Olga Fisch
Olga Fisch

In Consideration of Copyright

In the 1999 film ‘Dogma’ Salma Hayek plays ‘Serendipity’. Not simply a woman whose name happens to be Serendipity, but rather she plays the physical embodiment of serendipity itself, which is to say she is the ‘chance’ which brings about the occurrence and development of events in a happy or beneficial way.  Except of course, there is no chance. While those without divinity perceive their interactions as random, or due to fate, or karma, or what have you, from the perspective of Serendipity, it is her will which causes events to happen as they do; for her the future is not fully unknown nor fully manifest rather its exists as any one of an endless number of permutations based upon her direct actions. In many ways the creation and success of a supposedly new rug or carpet design is a result of serendipity with the artist or designer creating something perceived as new as a result of the careful and equally serendipitous or Serendipitous work of those who have come before.

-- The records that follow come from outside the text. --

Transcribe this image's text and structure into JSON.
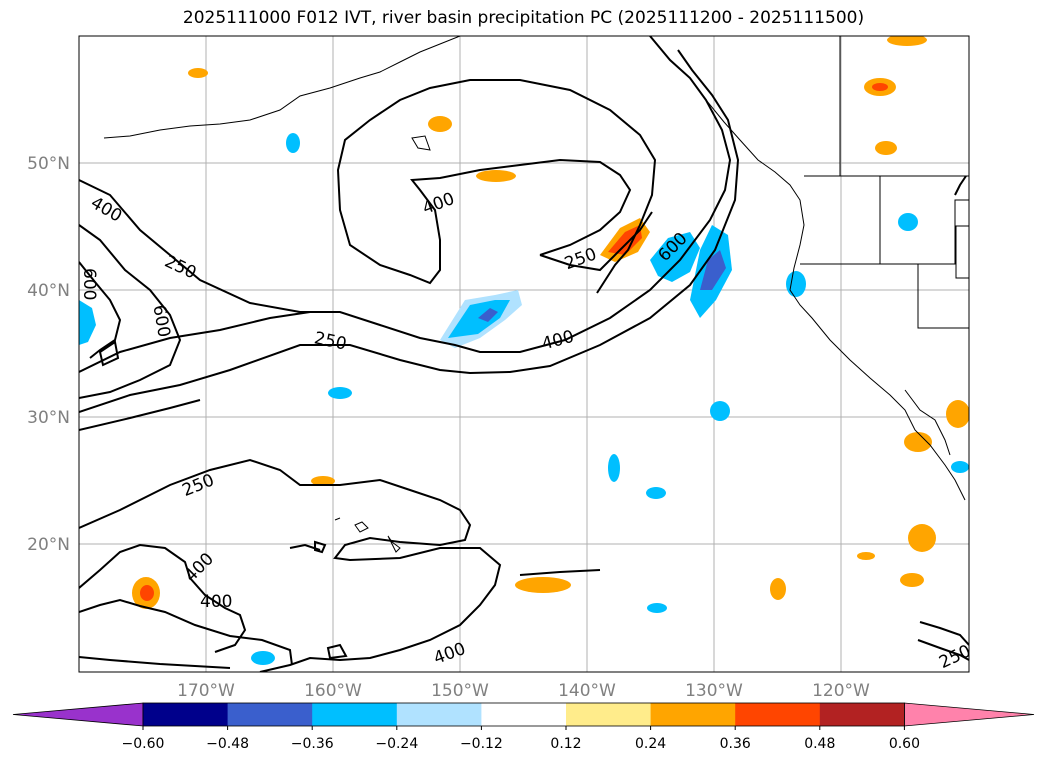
{
  "title": "2025111000 F012 IVT, river basin precipitation PC (2025111200 - 2025111500)",
  "lon_labels": [
    "170°W",
    "160°W",
    "150°W",
    "140°W",
    "130°W",
    "120°W"
  ],
  "lat_labels": [
    "50°N",
    "40°N",
    "30°N",
    "20°N"
  ],
  "contour_labels": [
    "400",
    "600",
    "250",
    "600",
    "250",
    "400",
    "400",
    "250",
    "600",
    "400",
    "250",
    "400",
    "400",
    "400",
    "250"
  ],
  "colorbar": {
    "ticks": [
      "−0.60",
      "−0.48",
      "−0.36",
      "−0.24",
      "−0.12",
      "0.12",
      "0.24",
      "0.36",
      "0.48",
      "0.60"
    ],
    "colors": [
      "#9932cc",
      "#00008b",
      "#3a5fcd",
      "#00bfff",
      "#b0e2ff",
      "#ffffff",
      "#ffec8b",
      "#ffa500",
      "#ff4500",
      "#b22222",
      "#ff82ab"
    ]
  }
}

Pattern Tolerance | The Cycles of Design

When I took my first job in the rug and carpet world – as a porter no less – I  was still full of that invincible hubris and newly minted air of superiority that makes a more aged version of myself now cringe. Fresh from university and full of confidence, I was certain I was the first person ever to discover that design functions in rote, methodical cycles. I marvelled as the past returned to the present only to once again fade into oblivion. This was the thinking that compelled me to highlight ‘Circles’ in the Summer 2017 Issue of Rug Insider and it remains a strong influence in much of my critique. New and exciting is hardly new, nor is it exciting when it’s been done before.

Though I was prescient of the return of the past I knew from old design magazines and quaint television programs in syndication, at the age of twenty-two I had not yet fathomed there would be a point in my life when the return would be that of things I witnessed in my own lifetime.